The Supreme Court agreed on Monday to decide whether Catholic preschools in Colorado that decline to enroll 4-year-olds with gay or transgender parents can participate in a publicly funded state program.
Two Catholic parish preschools in the Denver area said admitting such children would require them to violate their religious convictions. A Colorado program pays for families to send their children to the preschool of their choice, public or private, including faith-based programs. But the state refused to grant an exception to its anti-discrimination rules to allow the preschools to participate. The church then sued.
Lower court judges sided with the state.
The case, which the court is expected to hear once its next term begins in October, is the latest clash between anti-discrimination principles and claims of conscience from religious groups.
So far, those groups have overwhelmingly prevailed before the current Supreme Court. In 2018, the court ruled in favor of a Colorado baker who refused to create a wedding cake for a same-sex couple. In 2021, the court ruled unanimously that a Catholic social services agency in Philadelphia could defy city rules and refuse to work with same-sex couples who apply to take in foster children.
In the latest case, the Archdiocese of Denver and two Catholic parishes asked the court to reconsider a precedent limiting First Amendment protections for religious practices. The precedent, Employment Division v. Smith, decided in 1990, holds that neutral laws that apply equally to all people cannot be challenged on the grounds that they violate the First Amendment’s protection of the free exercise of religion.
That decision, arising from a case involving the use of peyote in Native American religious ceremonies, is unpopular among many conservative Christians, who say it does not offer adequate protection to religion. Justices Clarence Thomas, Samuel A. Alito Jr. and Neil M. Gorsuch have all signaled that they are open to reconsidering it.
At issue in the Colorado case, St. Mary Catholic Parish v. Roy, is the state’s universal preschool program, adopted by voters in 2020. The program requires participating schools to sign a nondiscrimination agreement to ensure that all families have an “equal opportunity” to enroll, regardless of their race, religion, sexual orientation, gender identity, income level or disability.

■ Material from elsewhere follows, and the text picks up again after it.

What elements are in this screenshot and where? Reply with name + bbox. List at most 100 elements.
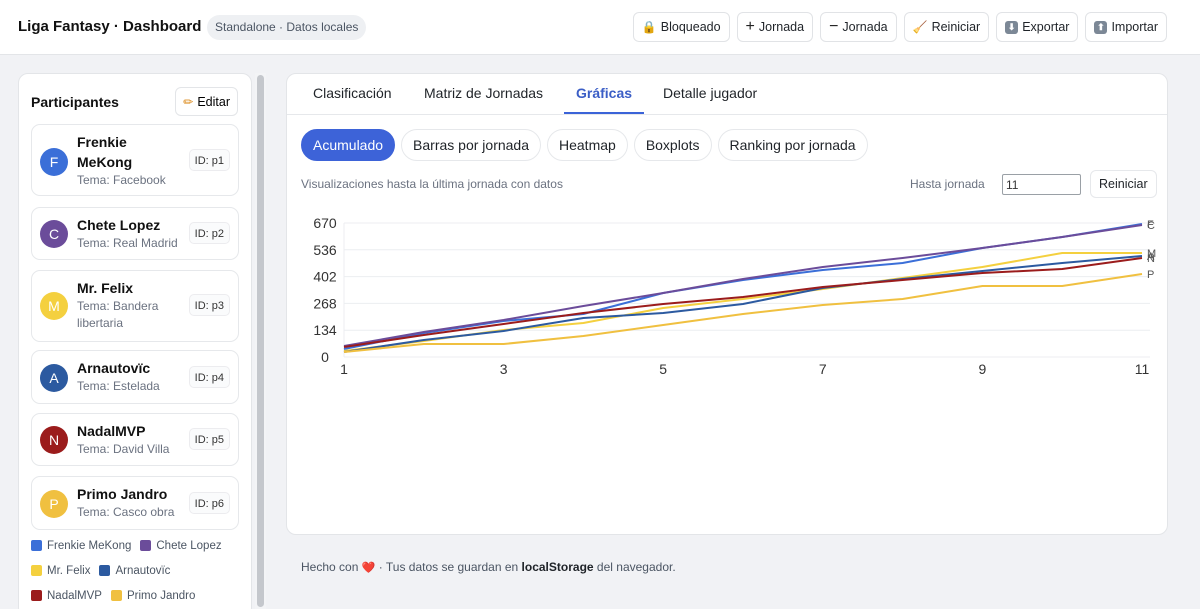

The Catholic organizations said the requirement violated their First Amendment rights because it prevented religious entities from obtaining state benefits that were generally available. The state, they said, had granted exemptions from that requirement by allowing certain schools to admit only low-income families or children with disabilities, but excluded Catholic preschools from the program because they admitted only families who followed Catholic teachings, including on sex and gender.
Colorado’s exclusion of Catholic preschools “reduces access, pushing parents and children toward preschools that share the government’s views on these issues and penalizing the religious schools and families who disagree,” the schools’ lawyers from the Becket Fund for Religious Liberty told the justices in asking them to review the case.
Attorney General Phil Weiser of Colorado, a Democrat, said faith-based providers have the flexibility to create their own curriculum but that no publicly funded preschool “can turn away children and families” based on their status.
“This ensures that all Colorado parents — including Catholic parents and same-sex parents — know their children will not be excluded, because of their protected-class status, from the publicly funded preschool that best meets their families’ needs,” the state’s filing said.
A unanimous three-judge panel of the U.S. Court of Appeals for the 10th Circuit upheld a lower-court decision siding with the state and finding that Colorado’s exclusion of the Catholic schools was not “on the explicit basis” of religion and that the program does not permit any exceptions from its equal-opportunity requirements.
The appeals court said the nondiscrimination requirement “applies to all preschools regardless of whether they are religious or secular.” And it was unpersuaded that placements reserved for children with disabilities or certain low-income students were exceptions to the discrimination policy. In general, the appeals court said, Colorado officials “did not exclude faith-based preschools from participating” — and were not attempting to prohibit taxpayer funds from being used for religious purposes.
Richard Garnett, a Notre Dame Law School professor and director of the law school’s Program on Church, State and Society, said the First Amendment’s guarantee of religious liberty did not permit governments to penalize religious schools, or the parents who chose them, by excluding them from education-funding programs.
Colorado has tried to evade recent Supreme Court rulings, he said in a statement, “by imposing requirements that religious schools abandon various policies that reflect their religious character.”